轩辕沐风眼中露出一丝喜悦,接着就看见自家娘子眼中的平静和淡漠,眼中的喜悦退了下去,“错了就是错了。”
林浅心显然不想再继续这个话题,“你和父亲都在府里,现在外面怎么样了?”
轩辕沐风眼里闪过一丝失落,他对于现在都城里的事情没有任何的看法,“西北大军只是来接他们的主人而已。这没有什么的。”
“可是……”林浅心眼中露出疑惑的神色,“现在他们已经在城外扎营了啊!”
“这是皇家的事情,不是咱们的事情。为夫现在在说咱们的事情。”轩辕沐风语气一冷,接着就简单明了的强硬说道。
林浅心没有想到他这一次会这么的执着。翻了一个白眼,“现在外面都乱糟糟的,你怎么不去问问。”
看着她的表情,轩辕沐风眼中闪过一丝笑意。看着这么鲜明的娘子。他内心里这些天的郁闷消散了许多,“那是父亲的事情,不是为夫的事情。为夫现在只说咱们的事情。
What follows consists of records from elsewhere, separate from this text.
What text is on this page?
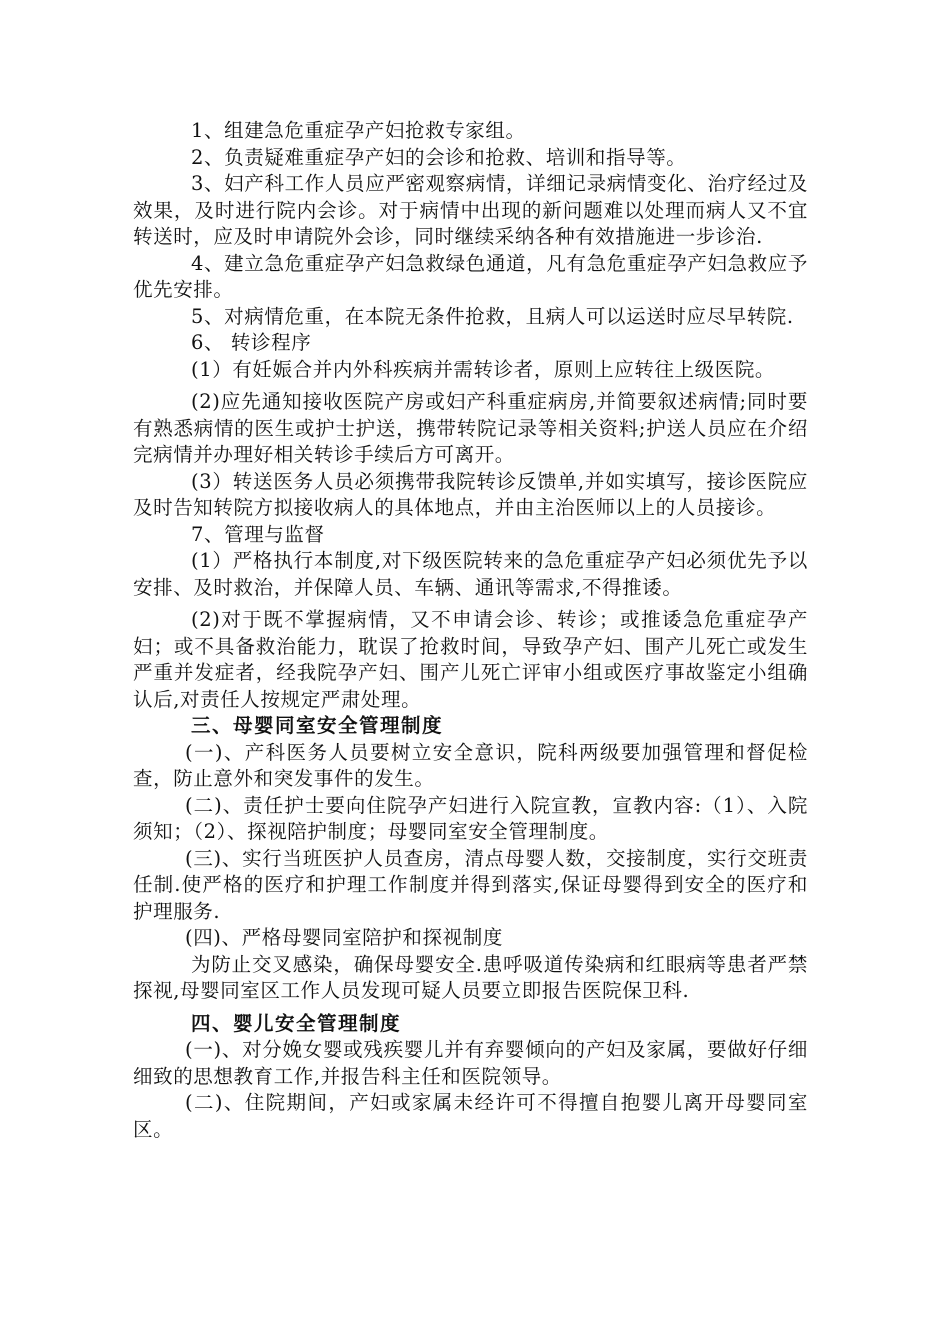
1、组建急危重症孕产妇抢救专家组。

2、负责疑难重症孕产妇的会诊和抢救、培训和指导等。

3、妇产科工作人员应严密观察病情，详细记录病情变化、治疗经过及效果，及时进行院内会诊。对于病情中出现的新问题难以处理而病人又不宜转送时，应及时申请院外会诊，同时继续采纳各种有效措施进一步诊治.

4、建立急危重症孕产妇急救绿色通道，凡有急危重症孕产妇急救应予优先安排。

5、对病情危重，在本院无条件抢救，且病人可以运送时应尽早转院.

6、 转诊程序

(1）有妊娠合并内外科疾病并需转诊者，原则上应转往上级医院。

(2)应先通知接收医院产房或妇产科重症病房,并简要叙述病情;同时要有熟悉病情的医生或护士护送，携带转院记录等相关资料;护送人员应在介绍完病情并办理好相关转诊手续后方可离开。

(3）转送医务人员必须携带我院转诊反馈单,并如实填写，接诊医院应及时告知转院方拟接收病人的具体地点，并由主治医师以上的人员接诊。

7、管理与监督

(1）严格执行本制度,对下级医院转来的急危重症孕产妇必须优先予以安排、及时救治，并保障人员、车辆、通讯等需求,不得推诿。

(2)对于既不掌握病情，又不申请会诊、转诊；或推诿急危重症孕产妇；或不具备救治能力，耽误了抢救时间，导致孕产妇、围产儿死亡或发生严重并发症者，经我院孕产妇、围产儿死亡评审小组或医疗事故鉴定小组确认后,对责任人按规定严肃处理。

三、母婴同室安全管理制度

(一)、产科医务人员要树立安全意识，院科两级要加强管理和督促检查，防止意外和突发事件的发生。

(二)、责任护士要向住院孕产妇进行入院宣教，宣教内容:（1）、入院须知；（2）、探视陪护制度；母婴同室安全管理制度。

(三)、实行当班医护人员查房，清点母婴人数，交接制度，实行交班责任制.使严格的医疗和护理工作制度并得到落实,保证母婴得到安全的医疗和护理服务.

(四)、严格母婴同室陪护和探视制度

为防止交叉感染，确保母婴安全.患呼吸道传染病和红眼病等患者严禁探视,母婴同室区工作人员发现可疑人员要立即报告医院保卫科.

四、婴儿安全管理制度

(一)、对分娩女婴或残疾婴儿并有弃婴倾向的产妇及家属，要做好仔细细致的思想教育工作,并报告科主任和医院领导。

(二)、住院期间，产妇或家属未经许可不得擅自抱婴儿离开母婴同室区。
”
看着还是这么坚持的轩辕沐风,林浅心心里露出几分无奈,她心里的结没有解开,她是不会多说什么的。
轩辕沐风看着低头不说话的娘子,心里闪过一丝疑惑,怎么没有用呢?冷松明明说这么有用的啊?
自从西北军在都城外扎营。都城里的喧嚣也消失了许多,原本轻松的氛围也随着西北军扎营的时间变得越来越紧张。街上的行人现在走路的步伐也越来越急促。
“镇国公,你可以告诉寡人这是怎么回事吗?”尚书房里,皇甫新觉眼神严厉的看着皇甫晟睿。对于他脸上的一丝痞笑,眉头轻微的蹙起。
“皇上的这句话说得微臣好似困扰,对于西北军的行为,微臣怎么知道?”皇甫晟睿满脸的无辜,“您也知道微臣已经离开西北军有一段时间了。”
“是吗?这么说,就是西北军的张统领违抗圣命,私自领兵在都城外扎营?他只是造反?”皇甫新觉嘴角露出一丝嘲讽的笑意。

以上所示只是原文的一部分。